Chez des patients ayant arrêté leur traitement pour myalgies (douleurs musculaires), traités en aveugle et assignés dans 3 bras atorvastatine, placebo (aspects similaires) ou … rien, les effets secondaires étaient plus forts dans les bras ayant une prise de comprimé, mais similaires dans les groupes atorvastatine et placebo. La part attribuable des douleurs musculaires à un effet nocebo a été estimée à 90%.
– Wood FA, et al. N-of-1 Trial of a Statin, Placebo, or No Treatment to Assess Side Effects. N Engl J Med. 2020., corroborée par Cholesterol Treatment Trialists’ Collaboration 2022
Pas de différences entre les statines concernant la survenue de myalgies. La survenue de myalgies survenue intervient durant la première année de traitement (sauf statine de haute intensité comme l’atorvastatine et la rosuvastatine).
Statine mal tolérée
« 70-90% des patients qui rapportent une intolérance aux statines peuvent en tolérer une après un nouvel essai » – Marx N et al. 2023 ESC Guidelines for the management of cardiovascular disease in patients with diabetes. Eur Heart J. 2023.
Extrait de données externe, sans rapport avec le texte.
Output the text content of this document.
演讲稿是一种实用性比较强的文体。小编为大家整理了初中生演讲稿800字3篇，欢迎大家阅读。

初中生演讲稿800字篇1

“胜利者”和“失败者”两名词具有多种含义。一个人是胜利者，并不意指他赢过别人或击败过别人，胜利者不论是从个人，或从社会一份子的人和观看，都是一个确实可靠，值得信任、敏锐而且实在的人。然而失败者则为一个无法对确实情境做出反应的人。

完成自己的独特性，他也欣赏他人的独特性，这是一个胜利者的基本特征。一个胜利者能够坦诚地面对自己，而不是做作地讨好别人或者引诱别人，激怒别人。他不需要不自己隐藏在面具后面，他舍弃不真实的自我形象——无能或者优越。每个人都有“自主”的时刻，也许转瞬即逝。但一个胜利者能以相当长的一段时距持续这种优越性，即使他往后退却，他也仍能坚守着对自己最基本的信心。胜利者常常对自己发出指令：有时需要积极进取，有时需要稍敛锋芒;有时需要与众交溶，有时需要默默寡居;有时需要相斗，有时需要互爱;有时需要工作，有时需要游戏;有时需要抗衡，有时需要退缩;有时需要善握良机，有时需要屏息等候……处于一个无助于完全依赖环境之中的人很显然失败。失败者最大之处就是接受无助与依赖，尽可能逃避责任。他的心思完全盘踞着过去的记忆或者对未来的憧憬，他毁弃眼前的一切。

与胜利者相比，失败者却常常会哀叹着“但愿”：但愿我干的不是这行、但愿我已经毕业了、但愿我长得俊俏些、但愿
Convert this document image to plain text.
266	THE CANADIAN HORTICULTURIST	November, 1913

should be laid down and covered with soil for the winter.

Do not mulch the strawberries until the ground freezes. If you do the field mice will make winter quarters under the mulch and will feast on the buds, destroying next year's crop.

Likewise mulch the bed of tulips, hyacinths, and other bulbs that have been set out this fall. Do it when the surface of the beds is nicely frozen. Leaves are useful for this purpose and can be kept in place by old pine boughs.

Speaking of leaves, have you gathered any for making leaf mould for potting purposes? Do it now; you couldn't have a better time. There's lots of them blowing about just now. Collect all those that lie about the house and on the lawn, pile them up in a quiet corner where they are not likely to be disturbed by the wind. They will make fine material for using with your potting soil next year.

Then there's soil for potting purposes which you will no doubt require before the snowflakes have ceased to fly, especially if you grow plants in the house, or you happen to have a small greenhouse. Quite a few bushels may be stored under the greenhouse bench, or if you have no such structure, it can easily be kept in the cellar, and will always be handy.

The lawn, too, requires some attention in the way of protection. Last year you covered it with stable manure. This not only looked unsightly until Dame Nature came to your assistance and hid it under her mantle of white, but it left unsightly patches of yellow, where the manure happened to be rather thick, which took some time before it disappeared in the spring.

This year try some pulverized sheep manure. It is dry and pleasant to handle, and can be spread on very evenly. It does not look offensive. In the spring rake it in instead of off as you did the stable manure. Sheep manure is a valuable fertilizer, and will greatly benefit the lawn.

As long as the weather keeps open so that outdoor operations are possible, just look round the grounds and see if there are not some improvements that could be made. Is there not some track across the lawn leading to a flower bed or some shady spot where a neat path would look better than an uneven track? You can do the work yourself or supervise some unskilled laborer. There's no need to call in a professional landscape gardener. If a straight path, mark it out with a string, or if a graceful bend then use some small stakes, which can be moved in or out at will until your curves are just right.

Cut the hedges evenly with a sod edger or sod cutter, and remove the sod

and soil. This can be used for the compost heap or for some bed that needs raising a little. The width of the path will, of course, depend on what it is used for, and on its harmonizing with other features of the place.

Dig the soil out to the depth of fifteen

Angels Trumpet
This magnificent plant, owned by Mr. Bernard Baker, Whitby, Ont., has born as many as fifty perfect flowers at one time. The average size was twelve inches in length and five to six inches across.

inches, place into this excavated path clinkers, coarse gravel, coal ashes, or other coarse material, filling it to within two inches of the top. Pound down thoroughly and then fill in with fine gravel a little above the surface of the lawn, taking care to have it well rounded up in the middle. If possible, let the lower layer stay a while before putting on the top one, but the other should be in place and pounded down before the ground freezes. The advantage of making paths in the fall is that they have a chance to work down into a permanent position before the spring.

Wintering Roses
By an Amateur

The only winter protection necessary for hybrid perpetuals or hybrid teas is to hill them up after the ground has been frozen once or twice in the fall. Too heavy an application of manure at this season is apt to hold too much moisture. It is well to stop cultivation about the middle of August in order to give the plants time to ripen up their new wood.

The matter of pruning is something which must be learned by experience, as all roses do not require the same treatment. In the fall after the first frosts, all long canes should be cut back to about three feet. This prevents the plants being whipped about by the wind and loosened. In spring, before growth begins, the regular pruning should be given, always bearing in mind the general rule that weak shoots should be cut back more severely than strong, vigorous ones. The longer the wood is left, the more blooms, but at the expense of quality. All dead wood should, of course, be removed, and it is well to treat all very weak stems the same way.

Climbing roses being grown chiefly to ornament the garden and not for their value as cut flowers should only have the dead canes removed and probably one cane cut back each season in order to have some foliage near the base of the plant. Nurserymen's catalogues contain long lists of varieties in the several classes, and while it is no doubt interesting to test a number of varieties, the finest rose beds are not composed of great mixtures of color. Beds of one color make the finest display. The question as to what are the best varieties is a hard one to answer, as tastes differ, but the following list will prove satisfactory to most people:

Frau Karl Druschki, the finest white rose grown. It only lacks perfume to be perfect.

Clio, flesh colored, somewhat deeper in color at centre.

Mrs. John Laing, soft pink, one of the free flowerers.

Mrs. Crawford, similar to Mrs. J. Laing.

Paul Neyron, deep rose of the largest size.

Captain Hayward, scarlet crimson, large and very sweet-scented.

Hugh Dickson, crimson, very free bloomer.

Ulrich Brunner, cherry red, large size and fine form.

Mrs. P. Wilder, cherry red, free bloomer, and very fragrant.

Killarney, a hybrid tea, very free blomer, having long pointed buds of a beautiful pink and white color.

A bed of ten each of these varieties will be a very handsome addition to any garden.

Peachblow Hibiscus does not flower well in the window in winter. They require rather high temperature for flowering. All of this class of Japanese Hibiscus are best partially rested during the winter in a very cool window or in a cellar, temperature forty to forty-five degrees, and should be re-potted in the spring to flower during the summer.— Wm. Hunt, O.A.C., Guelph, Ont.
En cas de complications attribuables à une statine:
- Doser les CPK
- CPK > 10N: suspendre la statine, créatininémie, CPK toutes les 2 semaines
- CPK 4-10N asymptomatique: poursuivre la statine en contrôlant les CPK à 2-6 semaines
- CPK 4-10N symptomatique: suspendre la statine, créatininémie, CPK toutes les 2 semaines puis reprise avec titration douce
- CPK < 4N asymptomatique: poursuivre la statine, recontrôler les CPK
- CPK < 4N symptomatique: poursuivre la statine et surveiller les symptômes et les CPK
Si symptômes persistent: suspendre la statine et ré-évaluer après 6 semaines puis essayer diverses méthodes (voir plus bas)
- Doser les ALAT
- ALAT < 3N: poursuivre la statine, recontrôler les ALAT à 4-6 semaines
- ALAT ≥ 3N: suspendre ou réduire la statine et recontrôle les ALAT à 4-6 semaines
Si normalisation, réintroduction douce.
- Essayer diverses méthodes: poursuite à faible dose puis titration progressive, prise 1 jour/2, substitution par une autre statine, suspension durant 3 mois
Lorsqu’une statine doit être arrêtée pour mauvaise tolérance, envisager la substitution par l’ézétimibe voire l’ajout de cholestyramine et/ou d’un anti-PCSK9 selon le risque cardiovasculaire (ESC 2021)
– ESC et Bouhairie et al
Statines et grossesse
- Selon le CRAT pour atorvastatine, pravastatine, rosuvastatine, simvastatine:
- Prévoir l’arrêt de la statine pendant la grossesse, sinon contacter le CRAT (cas d’hypercholestérolémie familiale ou hypertriglycéridémies sévères)
- Selon ESC CVD 2021 (grade C):
« Le traitement par statines n’est pas recommandé chez les femmes non ménopausées qui envisagent une grossesse ou qui n’utilisent pas une contraception efficace. » - Selon les RCP de la pravastatine:
« La pravastatine est contre-indiquée pendant la grossesse et doit être administrée aux femmes en âge de procréer uniquement si une conception est improbable et si ces patientes ont été informées du risque potentiel. »
Statines et allaitement
- Selon le CRAT pour atorvastatine, rosuvastatine, simvastatine:
Recours à la pravastatine si traitement indispensable (les RCP le réfutent).
Au Danemark, les personnes ayant arrêté leur statine ont eu 26% d’infarctus du myocarde en plus et une surmortalité cardiovasculaire de 18%.